Principles of Paramedic Practice III: 11 credits, upper division level
This course instructs students in the proper techniques for advanced patient assessment.  After completing the assessment portion, students are introduced to advanced medical and trauma care, reviewing concepts related to traumatic injury patterns, and paramedic trauma procedures.  The course challenges students to refine their operational and clinical decision-making skills with an emphasis on clinical decision-making in trauma settings.  The course covers the "Patient Assessment" and "Trauma" modules of the national EMS Education Standards, as well as one component of the "Special Considerations" module.  A laboratory component provides students with an opportunity to practice and develop required competencies.  Major Topics covered: Patient Assessment, Respiratory Emergencies, Endocrine Emergencies, Allergies/Anaphylaxis, GI Emergencies, Hematologic Emergencies, Urologic Emergencies, Neurologic Emergencies,  Psychiatric Emergencies, Toxicology, Environmental Emergencies,  Trauma, Head, Neck, Spine, Chest, Abdominal and extremity injuries.

Principles of Paramedic Practice IV: 9 credits, upper division level
This course is designed to refine the skills and knowledge of the advanced paramedic student.  The course covers special situations and special populations the paramedic faces in the field.  The course is designed to run concurrently with the Paramedic Field Internship, allowing students to take advantage of the opportunity to integrate their field experience with the classroom.  This course covers the "Special Considerations" and portions of the "Operations" modules of the paramedic national Educational Standards.  A laboratory component provides students with an opportunity to practice and develop required competencies.  Major Topics covered: Gynecological Emergencies, Obstetrics, Neonatal Resuscitation, Pediatrics, Geriatrics, Incident Command, Disaster Medicine, Toxicology, Hazardous Materials, and Assessment Based Management.

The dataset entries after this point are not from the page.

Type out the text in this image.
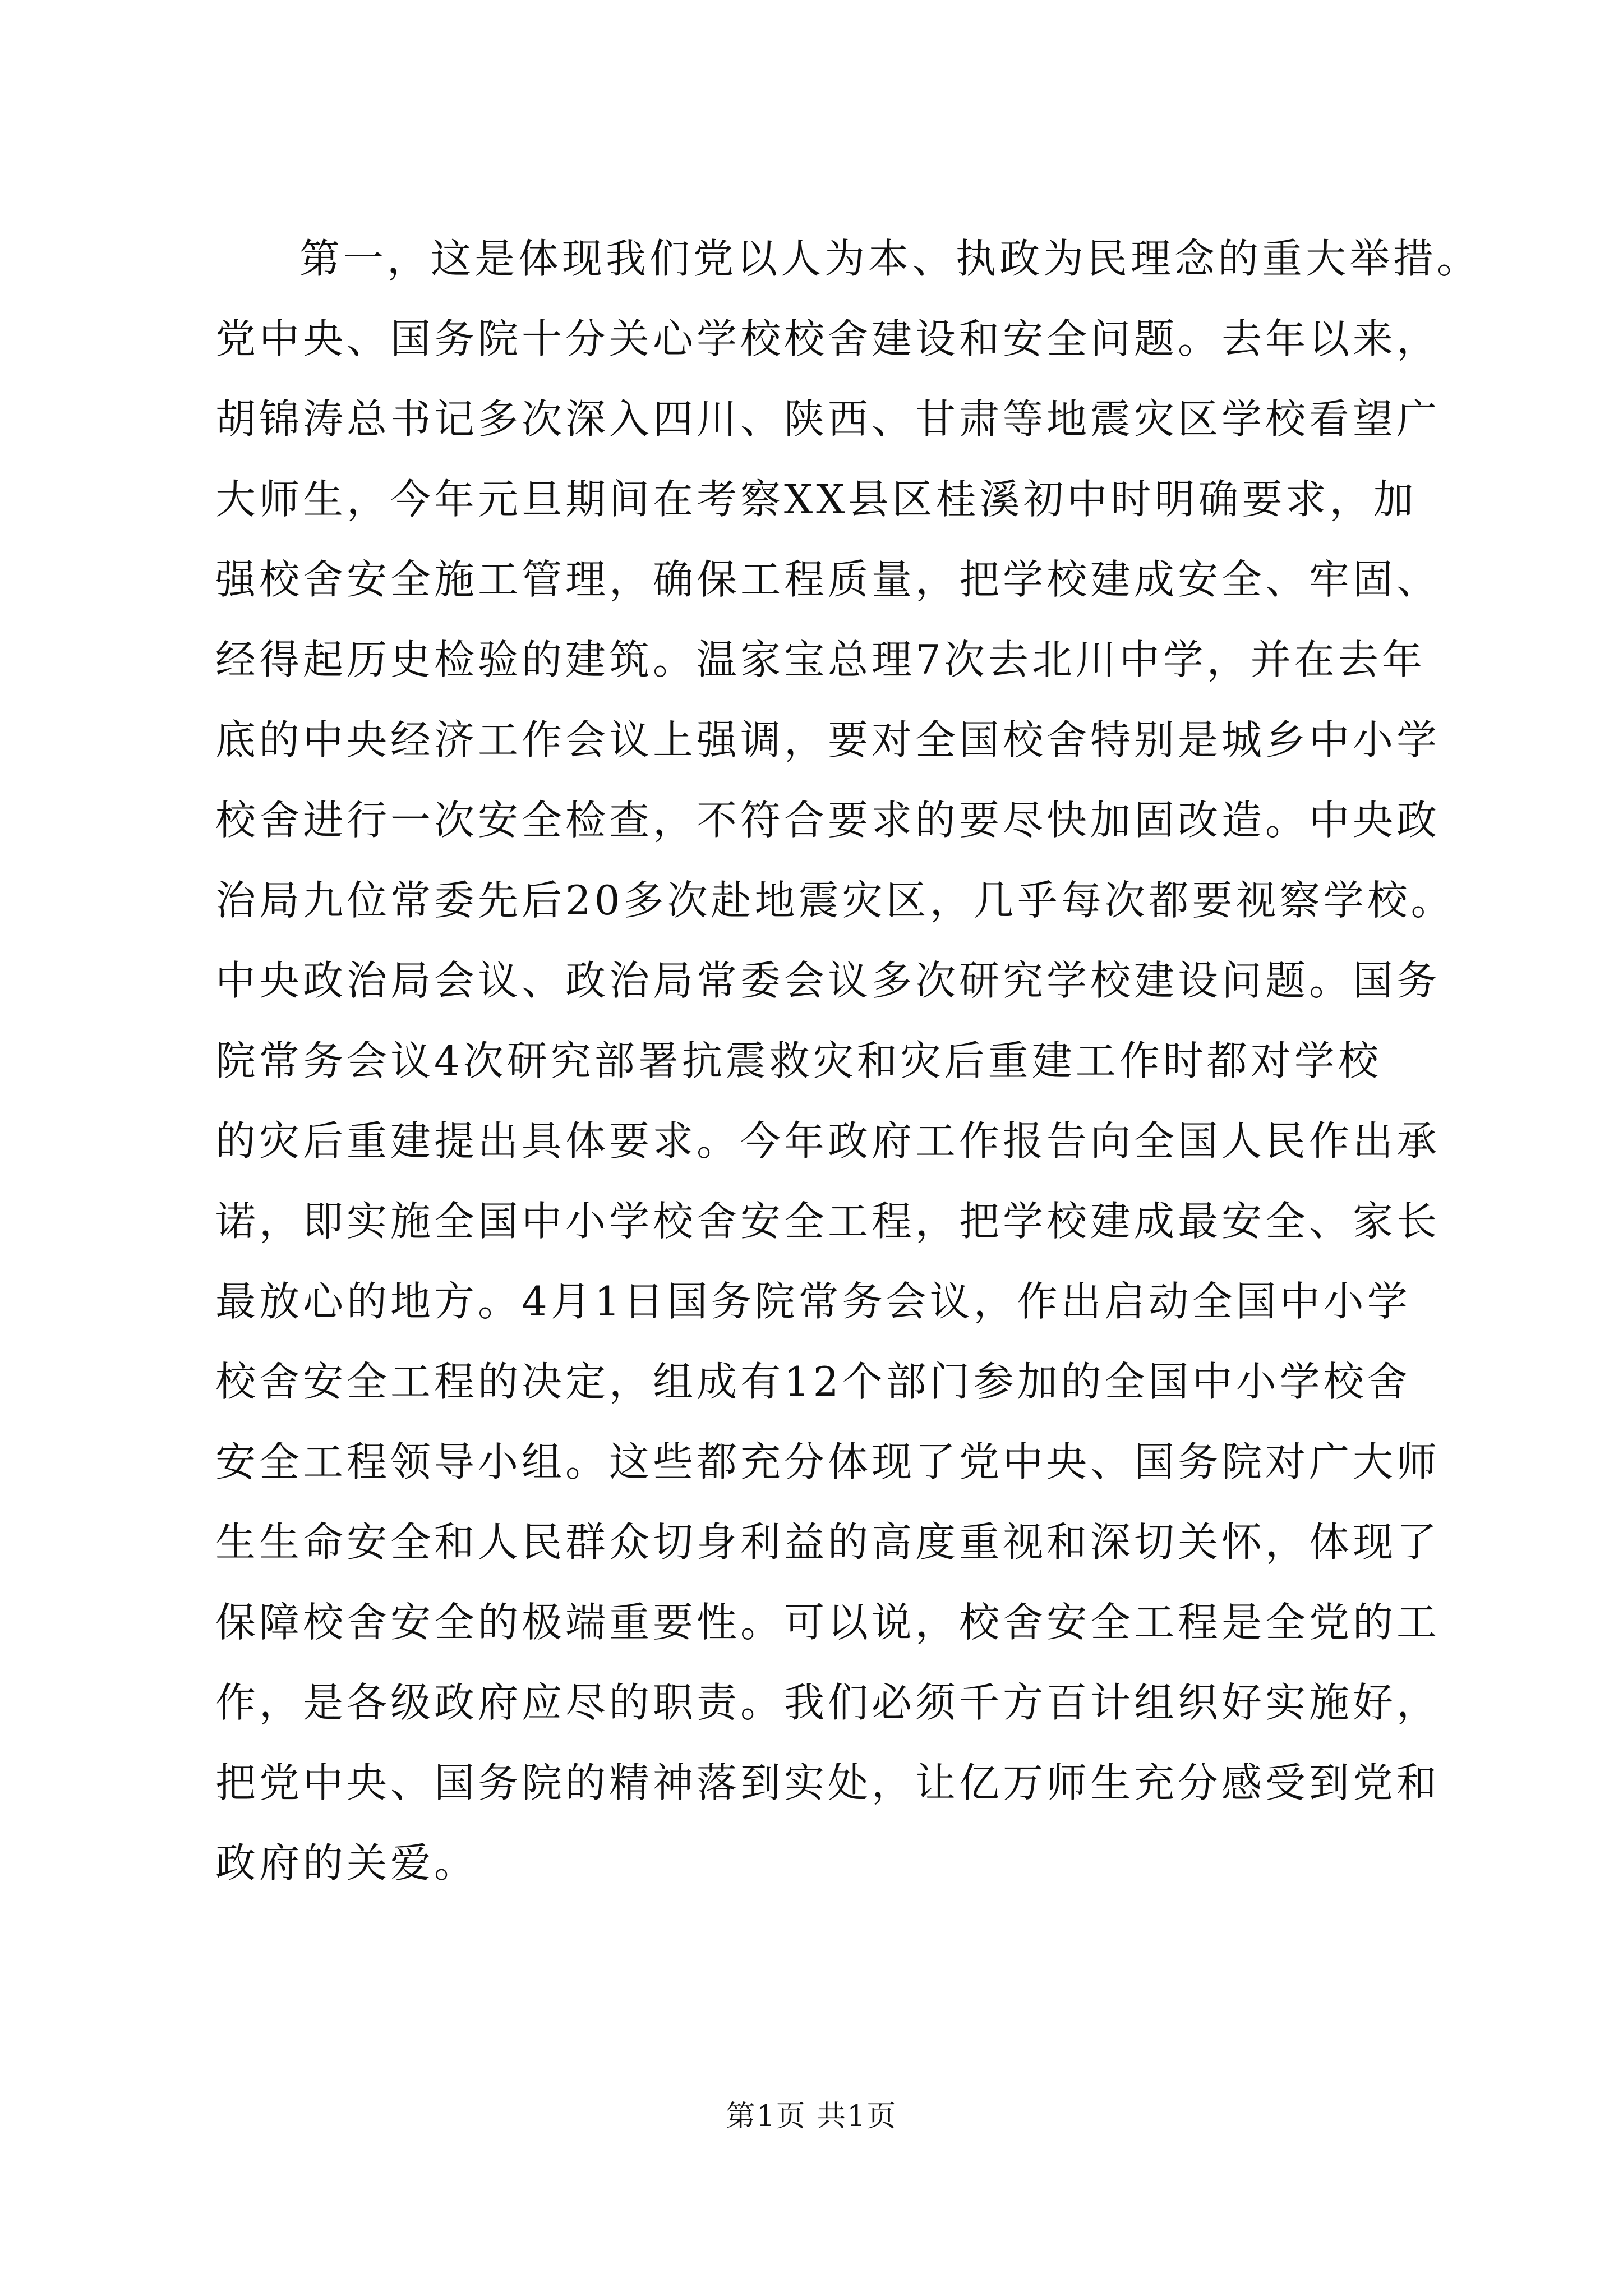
第一，这是体现我们党以人为本、执政为民理念的重大举措。
党中央、国务院十分关心学校校舍建设和安全问题。去年以来，
胡锦涛总书记多次深入四川、陕西、甘肃等地震灾区学校看望广
大师生，今年元旦期间在考察XX县区桂溪初中时明确要求，加
强校舍安全施工管理，确保工程质量，把学校建成安全、牢固、
经得起历史检验的建筑。温家宝总理7次去北川中学，并在去年
底的中央经济工作会议上强调，要对全国校舍特别是城乡中小学
校舍进行一次安全检查，不符合要求的要尽快加固改造。中央政
治局九位常委先后20多次赴地震灾区，几乎每次都要视察学校。
中央政治局会议、政治局常委会议多次研究学校建设问题。国务
院常务会议4次研究部署抗震救灾和灾后重建工作时都对学校
的灾后重建提出具体要求。今年政府工作报告向全国人民作出承
诺，即实施全国中小学校舍安全工程，把学校建成最安全、家长
最放心的地方。4月1日国务院常务会议，作出启动全国中小学
校舍安全工程的决定，组成有12个部门参加的全国中小学校舍
安全工程领导小组。这些都充分体现了党中央、国务院对广大师
生生命安全和人民群众切身利益的高度重视和深切关怀，体现了
保障校舍安全的极端重要性。可以说，校舍安全工程是全党的工
作，是各级政府应尽的职责。我们必须千方百计组织好实施好，
把党中央、国务院的精神落到实处，让亿万师生充分感受到党和
政府的关爱。
第1页 共1页
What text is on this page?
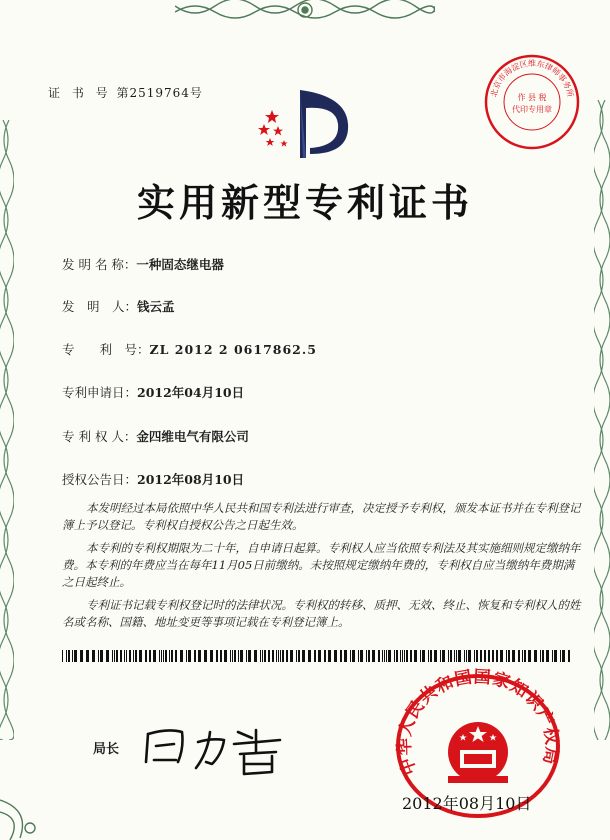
证 书 号 第2519764号	北京市海淀区维东律师事务所
作 县 税
代印专用章
实用新型专利证书
发 明 名 称：一种固态继电器
发　明　人：钱云孟
专　　利　号：ZL 2012 2 0617862.5
专利申请日：2012年04月10日
专 利 权 人：金四维电气有限公司
授权公告日：2012年08月10日

本发明经过本局依照中华人民共和国专利法进行审查，决定授予专利权，颁发本证书并在专利登记簿上予以登记。专利权自授权公告之日起生效。

本专利的专利权期限为二十年，自申请日起算。专利权人应当依照专利法及其实施细则规定缴纳年费。本专利的年费应当在每年11月05日前缴纳。未按照规定缴纳年费的，专利权自应当缴纳年费期满之日起终止。

专利证书记载专利权登记时的法律状况。专利权的转移、质押、无效、终止、恢复和专利权人的姓名或名称、国籍、地址变更等事项记载在专利登记簿上。

局长
中华人民共和国国家知识产权局
2012年08月10日
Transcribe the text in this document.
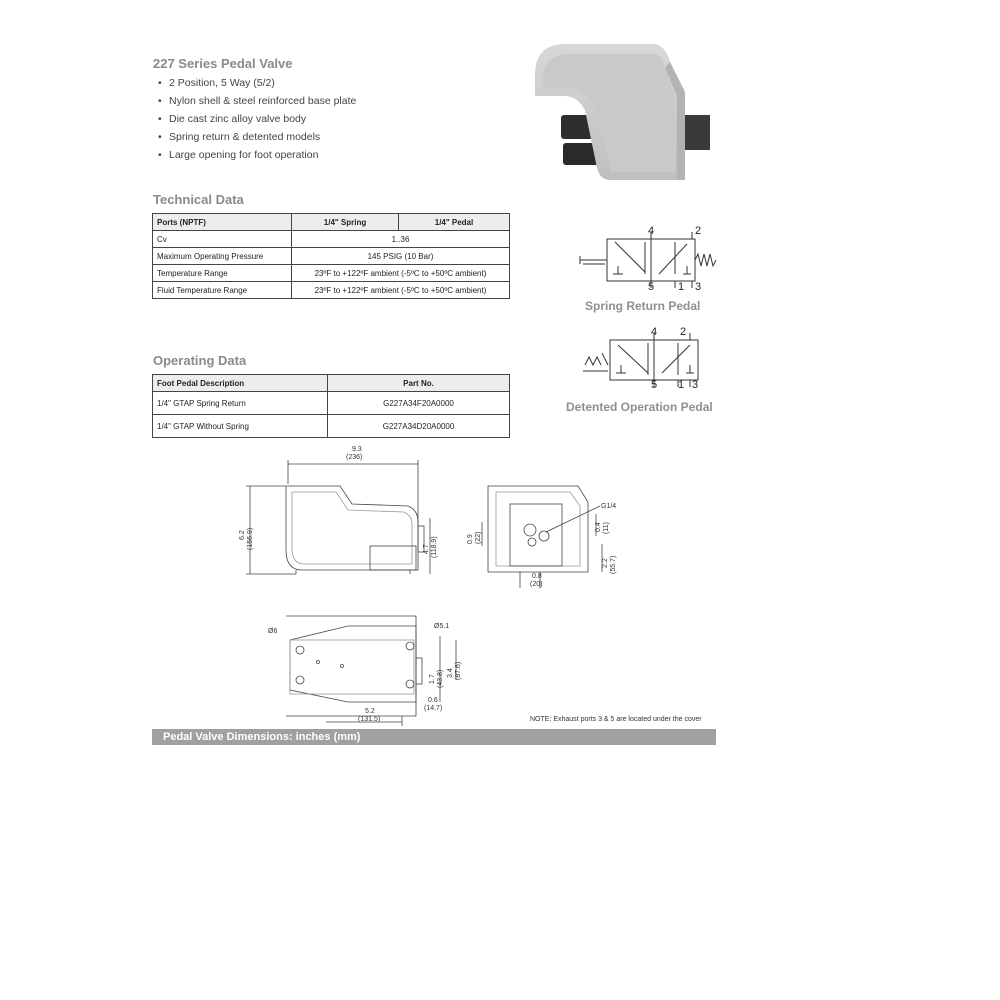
227 Series Pedal Valve
• 2 Position, 5 Way (5/2)
• Nylon shell & steel reinforced base plate
• Die cast zinc alloy valve body
• Spring return & detented models
• Large opening for foot operation
Technical Data
Ports (NPTF)	1/4" Spring	1/4" Pedal
Cv	1..36	
Maximum Operating Pressure	145 PSIG (10 Bar)	
Temperature Range	23ºF to +122ºF ambient (-5ºC to +50ºC ambient)	
Fluid Temperature Range	23ºF to +122ºF ambient (-5ºC to +50ºC ambient)	
Operating Data
Foot Pedal Description	Part No.
1/4" GTAP Spring Return	G227A34F20A0000
1/4" GTAP Without Spring	G227A34D20A0000
4	2
5 1 3
Spring Return Pedal
4 2
5 1 3
Detented Operation Pedal
9.3
(236)
6.2 (156.9)	4.7 (118.9)	0.9 (22)
G1/4
0.4 (11)
2.2 (55.7)
0.8
(20)
Ø6
Ø5.1
1.7 (43.8) 3.4 (87.6)
0.6
(14.7)
5.2
(131.5)	NOTE: Exhaust ports 3 & 5 are located under the cover
Pedal Valve Dimensions: inches (mm)
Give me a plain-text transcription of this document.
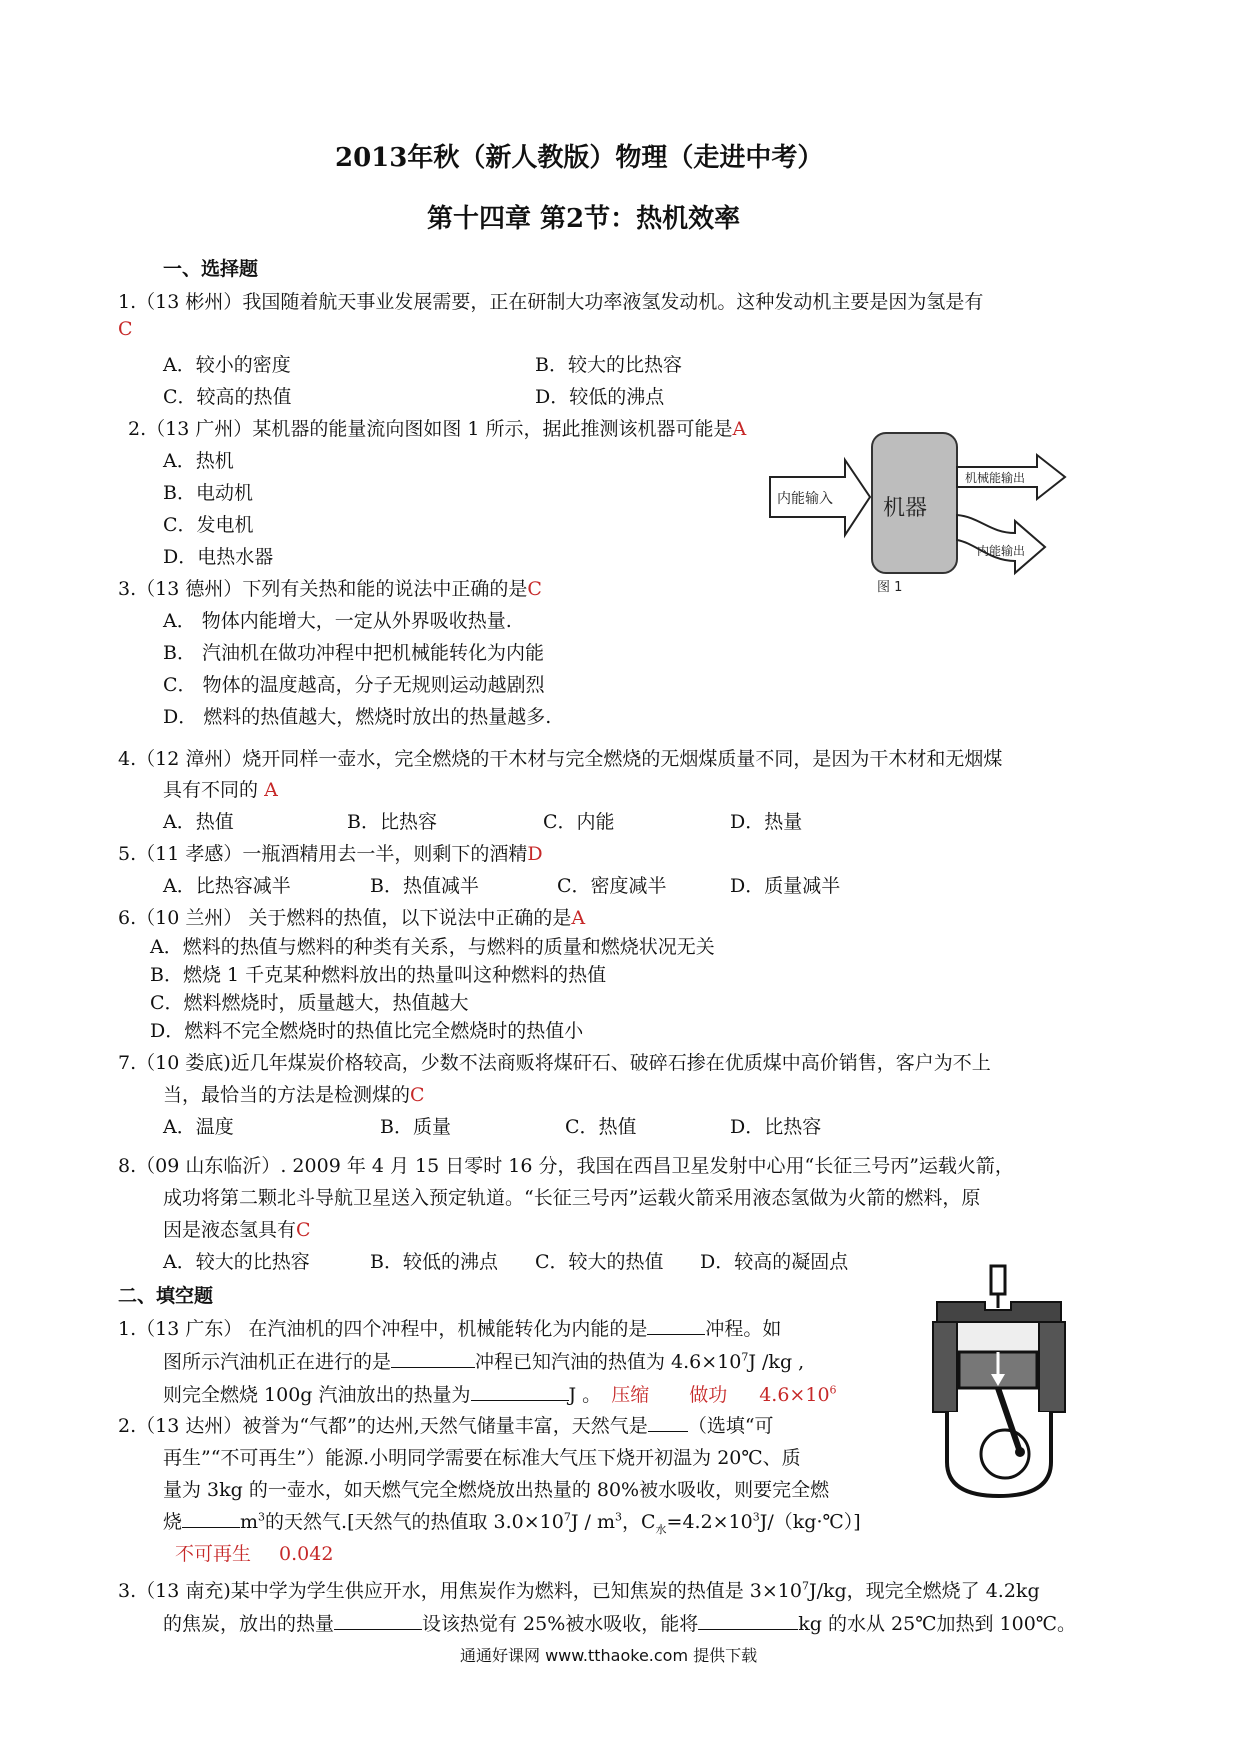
2013年秋（新人教版）物理（走进中考）
第十四章 第2节：热机效率
一、选择题
1.（13 彬州）我国随着航天事业发展需要，正在研制大功率液氢发动机。这种发动机主要是因为氢是有
C
A．较小的密度	B．较大的比热容
C．较高的热值	D．较低的沸点
2.（13 广州）某机器的能量流向图如图 1 所示，据此推测该机器可能是A
A．热机
B．电动机
C．发电机
D．电热水器
内能输入 机器
机械能输出
内能输出
图 1
3.（13 德州）下列有关热和能的说法中正确的是C
A． 物体内能增大，一定从外界吸收热量.
B． 汽油机在做功冲程中把机械能转化为内能
C． 物体的温度越高，分子无规则运动越剧烈
D． 燃料的热值越大，燃烧时放出的热量越多.
4.（12 漳州）烧开同样一壶水，完全燃烧的干木材与完全燃烧的无烟煤质量不同，是因为干木材和无烟煤
具有不同的 A
A．热值	B．比热容	C．内能	D．热量
5.（11 孝感）一瓶酒精用去一半，则剩下的酒精D
A．比热容减半	B．热值减半	C．密度减半	D．质量减半
6.（10 兰州） 关于燃料的热值，以下说法中正确的是A
A．燃料的热值与燃料的种类有关系，与燃料的质量和燃烧状况无关
B．燃烧 1 千克某种燃料放出的热量叫这种燃料的热值
C．燃料燃烧时，质量越大，热值越大
D．燃料不完全燃烧时的热值比完全燃烧时的热值小
7.（10 娄底)近几年煤炭价格较高，少数不法商贩将煤矸石、破碎石掺在优质煤中高价销售，客户为不上
当，最恰当的方法是检测煤的C
A．温度	B．质量	C．热值	D．比热容
8.（09 山东临沂）. 2009 年 4 月 15 日零时 16 分，我国在西昌卫星发射中心用“长征三号丙”运载火箭，
成功将第二颗北斗导航卫星送入预定轨道。“长征三号丙”运载火箭采用液态氢做为火箭的燃料，原
因是液态氢具有C
A．较大的比热容	B．较低的沸点 C．较大的热值 D．较高的凝固点
二、填空题
1.（13 广东） 在汽油机的四个冲程中，机械能转化为内能的是	冲程。如
图所示汽油机正在进行的是	冲程已知汽油的热值为 $4.6\times 10^7J$ /kg ,
则完全燃烧 100g 汽油放出的热量为	J 。 压缩 做功 $4.6\times 10^6$
2.（13 达州）被誉为“气都”的达州,天然气储量丰富，天然气是 （选填“可
再生”“不可再生”）能源.小明同学需要在标准大气压下烧开初温为 20℃、质
量为 3kg 的一壶水，如天燃气完全燃烧放出热量的 80%被水吸收，则要完全燃
烧	$m^3$的天然气.[天然气的热值取 $3.0\times 10^7J / m^3$，$C_水=4.2\times 10^3J/(kg\cdot℃)$]
不可再生 0.042
3.（13 南充)某中学为学生供应开水，用焦炭作为燃料，已知焦炭的热值是 $3\times 10^7J/kg$，现完全燃烧了 4.2kg
的焦炭，放出的热量	设该热觉有 25%被水吸收，能将	kg 的水从 25℃加热到 100℃。
通通好课网 www.tthaoke.com 提供下载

Course Descriptions, Valid January 2001 through February 2008

Anatomy and Physiology for the EMS Provider, January 2001 through February 2008: 3 credits, lower division level
This course is designed to provide an EMS provider with knowledge of Anatomy and Physiology, with attention paid to how this knowledge is applied in the pre-hospital setting. A systematic approach to the human organism is used, including the body as a whole, its major organ systems, their inter-relations, and how they change throughout a person's life. Instruction is via a mixture of lecture and discussion.

Paramedic Clinical Experience, March 2001 through February 2008: 3 credits, lower division level
This course is designed to instruct students to become competent, confident, entry-level paramedics. This course consists of clinical rotations at a variety of clinical sites, under supervision of approved preceptors, supplemented by lecture/discussion sessions.

Principles of Paramedic Practice, January 2001 through February 2008: 19 credits, lower division level
Designed to instruct students to become competent, confident, entry-level paramedics. This course is a mixture of lecture/discussion and lab experiences including field-performance based scenarios, procedure practice on manikins, role-playing, and other psychomotor activities.